果たして、トレバー・バウアー投手(34)はDeNAを27年ぶりのリーグ優勝と日本一連覇に貢献するほど勝てるのか。

 18日、巨人二軍戦(横須賀)で試金石となる2度目の調整登板。先発で5回57球3安打1失点7三振で、バウアー本人も納得の表情だった。

「とてもいい登板だったと思う。実際の投球内容については、あとで自分でデータを確認してから評価したいね。開幕までにもう一度登板があると思うから、もっと球数を上げていって、しっかり開幕に備えたいです」

 クイックを交えたり、サイドスローからの真っ直ぐで見逃し三振を奪ったり、随所に新たな工夫も見られた。その意図を聞かれたバウアーは「特に意図はなかった」と煙に巻いたが、2023年の来日時より進化を感じさせたことも確かだ。

 気がかりなのは、前回のオリックス戦(9日・京セラ)で満塁でセットポジションに切り替えた際、微妙な動作がボークと判定されたこと。この時は「ホワイ?」と審判に聞き返し、5分に及ぶ抗議に発展している。

 バウアーの態度は一斉に「激怒」と報じられ、物議を醸した。バウアーはこの件に関して明確にコメントしていないが、しこりは残っていないのか。

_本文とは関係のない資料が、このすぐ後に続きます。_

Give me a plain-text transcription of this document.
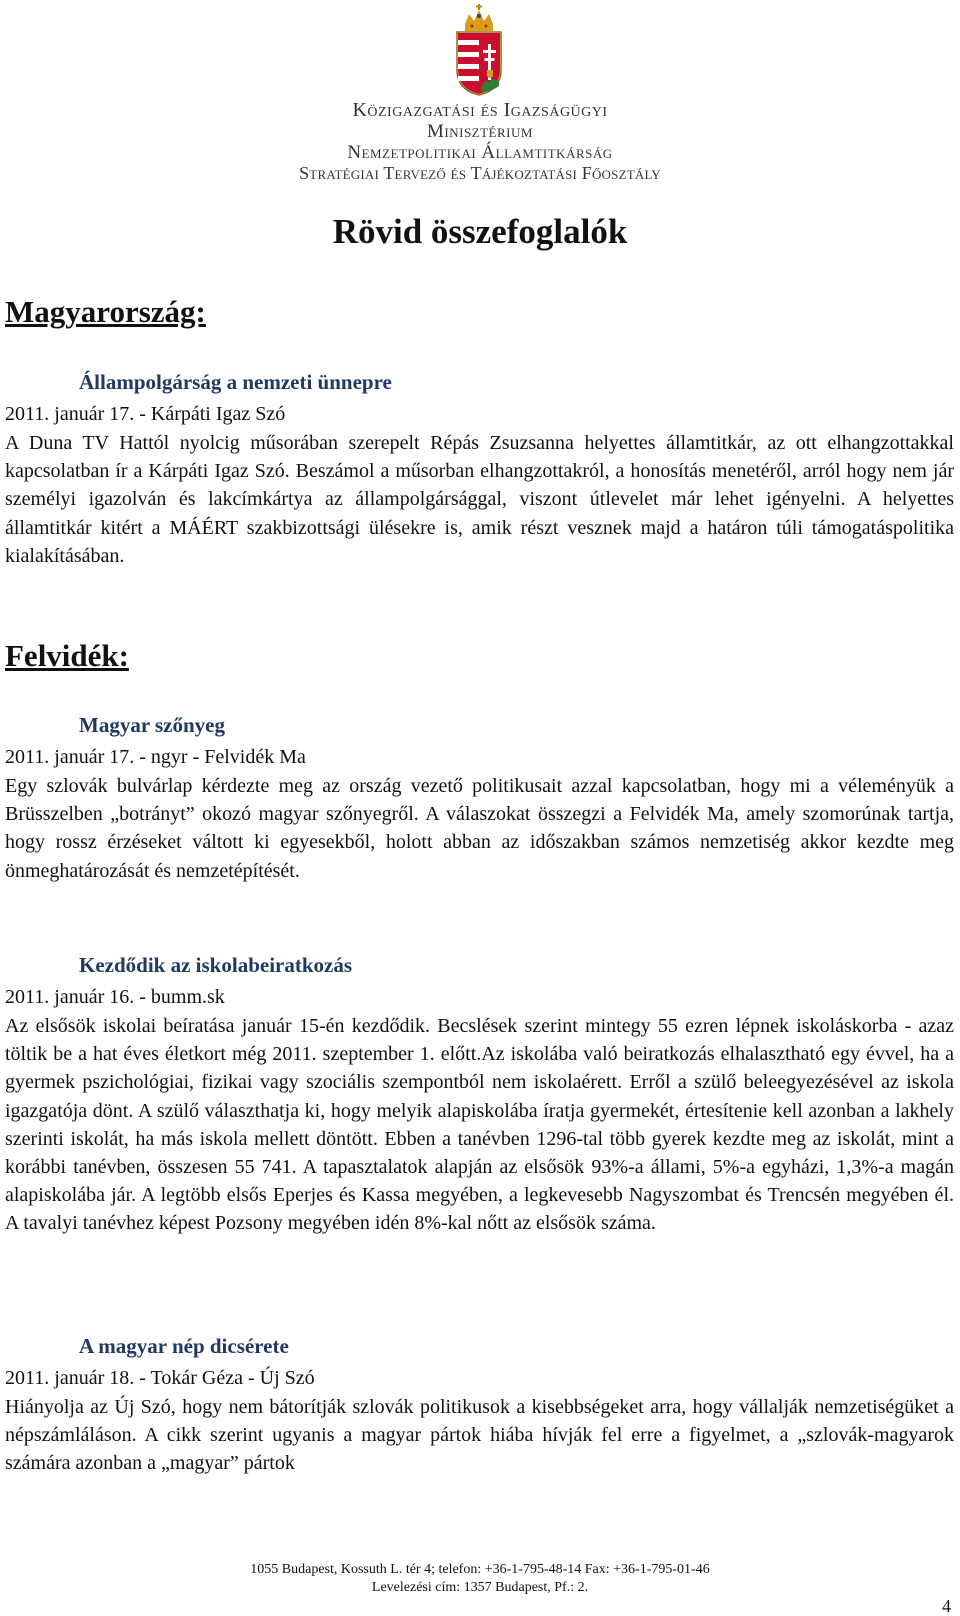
Közigazgatási és Igazságügyi
Minisztérium
Nemzetpolitikai Államtitkárság
Stratégiai Tervező és Tájékoztatási Főosztály
Rövid összefoglalók
Magyarország:
Állampolgárság a nemzeti ünnepre
2011. január 17. - Kárpáti Igaz Szó

A Duna TV Hattól nyolcig műsorában szerepelt Répás Zsuzsanna helyettes államtitkár, az ott elhangzottakkal kapcsolatban ír a Kárpáti Igaz Szó. Beszámol a műsorban elhangzottakról, a honosítás menetéről, arról hogy nem jár személyi igazolván és lakcímkártya az állampolgársággal, viszont útlevelet már lehet igényelni. A helyettes államtitkár kitért a MÁÉRT szakbizottsági ülésekre is, amik részt vesznek majd a határon túli támogatáspolitika kialakításában.

Felvidék:
Magyar szőnyeg
2011. január 17. - ngyr - Felvidék Ma

Egy szlovák bulvárlap kérdezte meg az ország vezető politikusait azzal kapcsolatban, hogy mi a véleményük a Brüsszelben „botrányt” okozó magyar szőnyegről. A válaszokat összegzi a Felvidék Ma, amely szomorúnak tartja, hogy rossz érzéseket váltott ki egyesekből, holott abban az időszakban számos nemzetiség akkor kezdte meg önmeghatározását és nemzetépítését.

Kezdődik az iskolabeiratkozás
2011. január 16. - bumm.sk

Az elsősök iskolai beíratása január 15-én kezdődik. Becslések szerint mintegy 55 ezren lépnek iskoláskorba - azaz töltik be a hat éves életkort még 2011. szeptember 1. előtt.Az iskolába való beiratkozás elhalasztható egy évvel, ha a gyermek pszichológiai, fizikai vagy szociális szempontból nem iskolaérett. Erről a szülő beleegyezésével az iskola igazgatója dönt. A szülő választhatja ki, hogy melyik alapiskolába íratja gyermekét, értesítenie kell azonban a lakhely szerinti iskolát, ha más iskola mellett döntött. Ebben a tanévben 1296-tal több gyerek kezdte meg az iskolát, mint a korábbi tanévben, összesen 55 741. A tapasztalatok alapján az elsősök 93%-a állami, 5%-a egyházi, 1,3%-a magán alapiskolába jár. A legtöbb elsős Eperjes és Kassa megyében, a legkevesebb Nagyszombat és Trencsén megyében él. A tavalyi tanévhez képest Pozsony megyében idén 8%-kal nőtt az elsősök száma.

A magyar nép dicsérete
2011. január 18. - Tokár Géza - Új Szó

Hiányolja az Új Szó, hogy nem bátorítják szlovák politikusok a kisebbségeket arra, hogy vállalják nemzetiségüket a népszámláláson. A cikk szerint ugyanis a magyar pártok hiába hívják fel erre a figyelmet, a „szlovák-magyarok számára azonban a „magyar” pártok

1055 Budapest, Kossuth L. tér 4; telefon: +36-1-795-48-14 Fax: +36-1-795-01-46
Levelezési cím: 1357 Budapest, Pf.: 2.
4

現役時代にアメリカで投げた入来祐作二軍チーフ投手コーチ(52)はこう言う。

「ボークの件については(バウアー)本人と話しましたよ。日本はルールが違うんだから、ボークと取られても仕方ない。納得はしてないでしょうが、次に同じような場面になったら、しっかりと対策すると思います」

 三浦大輔監督(51)も、苦笑しながらこう言っていた。

「バウアーは全然、激怒なんかしてないですよ。本人とはしっかり確認の話をしていますからね。怒ったというイメージを勝手につけるのはやめてほしい。僕から訂正しておきますよ。激怒なんてしてませんから、はい」

 番長の言う通り、バウアーの修正能力を信じて今後を見守るとしよう。